What machine learning offered was a way to capture some of that institutional memory. Every time a claims analyst made a decision, the system learned from it. Approve this match? The model notes the pattern. Reject this claim? It learns what made it suspicious.

Obviously, this isn't a perfect replacement for human expertise. The model can learn patterns but not reasoning. It can recognize that certain combinations of factors usually lead to rejections without understanding the underlying business logic.

But that's fine. The goal isn't to replace the expert - it's to preserve their patterns so the next generation of analysts doesn't start from zero.

What Changed for Me

I came into SAP Eureka thinking AI was mostly marketing buzz. Six months of actually building AI-powered features changed my mental model entirely.

Here's what I started to see differently:

AI as amplification, not replacement. The best use cases we found weren't about eliminating jobs. They were about eliminating the boring parts of jobs. Let machines handle pattern matching at scale so humans can focus on exceptions, strategy, and relationship management.

Data quality matters more than algorithm sophistication. Our fanciest models performed worse than simple ones when fed garbage data. The unsexy work of cleaning, normalizing, and structuring training data created more value than any algorithmic breakthrough.

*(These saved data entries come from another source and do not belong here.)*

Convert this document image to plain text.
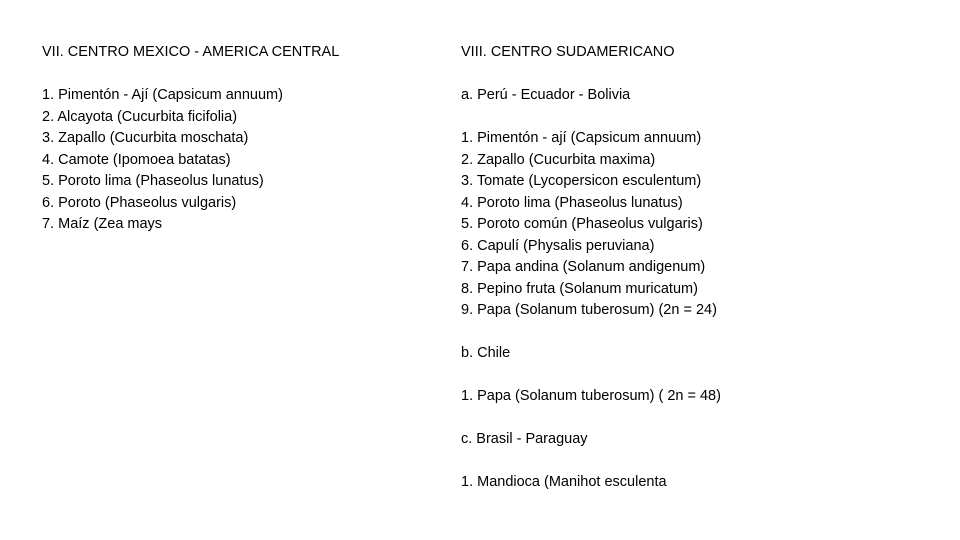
VII. CENTRO MEXICO - AMERICA CENTRAL
1. Pimentón - Ají (Capsicum annuum)
2. Alcayota (Cucurbita ficifolia)
3. Zapallo (Cucurbita moschata)
4. Camote (Ipomoea batatas)
5. Poroto lima (Phaseolus lunatus)
6. Poroto (Phaseolus vulgaris)
7. Maíz (Zea mays
VIII. CENTRO SUDAMERICANO

a. Perú - Ecuador - Bolivia

1. Pimentón - ají (Capsicum annuum)
2. Zapallo (Cucurbita maxima)
3. Tomate (Lycopersicon esculentum)
4. Poroto lima (Phaseolus lunatus)
5. Poroto común (Phaseolus vulgaris)
6. Capulí (Physalis peruviana)
7. Papa andina (Solanum andigenum)
8. Pepino fruta (Solanum muricatum)
9. Papa (Solanum tuberosum) (2n = 24)

b. Chile

1. Papa (Solanum tuberosum) ( 2n = 48)

c. Brasil - Paraguay

1. Mandioca (Manihot esculenta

Domain expertise is the differentiator. Generic AI capabilities are becoming commoditized. What makes enterprise AI valuable is deep understanding of specific business problems. Knowing what patterns to look for in trade claims specifically - that's the moat.

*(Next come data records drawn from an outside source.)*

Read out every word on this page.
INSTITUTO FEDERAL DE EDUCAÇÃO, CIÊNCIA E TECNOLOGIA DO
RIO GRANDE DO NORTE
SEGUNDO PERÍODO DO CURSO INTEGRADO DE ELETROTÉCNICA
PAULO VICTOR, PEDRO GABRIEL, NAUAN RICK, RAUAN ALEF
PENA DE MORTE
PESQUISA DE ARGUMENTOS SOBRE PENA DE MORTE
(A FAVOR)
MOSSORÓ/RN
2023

Iteration beats perfection. Our first model was mediocre. So was the second. By the fourth iteration, with continuous feedback from actual users, it started getting genuinely useful. This felt familiar from startup days - ship, learn, iterate.

Looking Forward

We're not done. The December launch will put SAP Intelligent Trade Claims Management in front of real customers at scale. I'm nervous and excited in equal measure.

What I know for certain is that this experience rewired something in how I think about technology problems. I spent years as an aerospace engineer focused on deterministic systems. Given input X, output Y, every time. Predictable. Testable. Safe.

Machine learning operates differently. It's probabilistic. It makes mistakes. It requires trust that the patterns it learned are the right patterns.

That uncertainty used to bother me. Now I see it as the price of capability. You can't teach a rule-based system to recognize patterns it was never explicitly programmed for. ML can - but it trades determinism for adaptability.

Six months ago, I would have said AI is overhyped. Today, I'd say it's underutilized - at least in enterprise software. The problem isn't that ML can't add value. The problem is that most implementations are shallow. Slap a chatbot on it, call it AI, ship it.

The real opportunity is in going deep. Understanding a specific domain, identifying where pattern recognition can substitute for manual labor, then building systems that actually learn from use.

That's what we're trying to do with ITCM. Ask me in a year whether we succeeded.

Cautiously optimistic, for the first time in a while.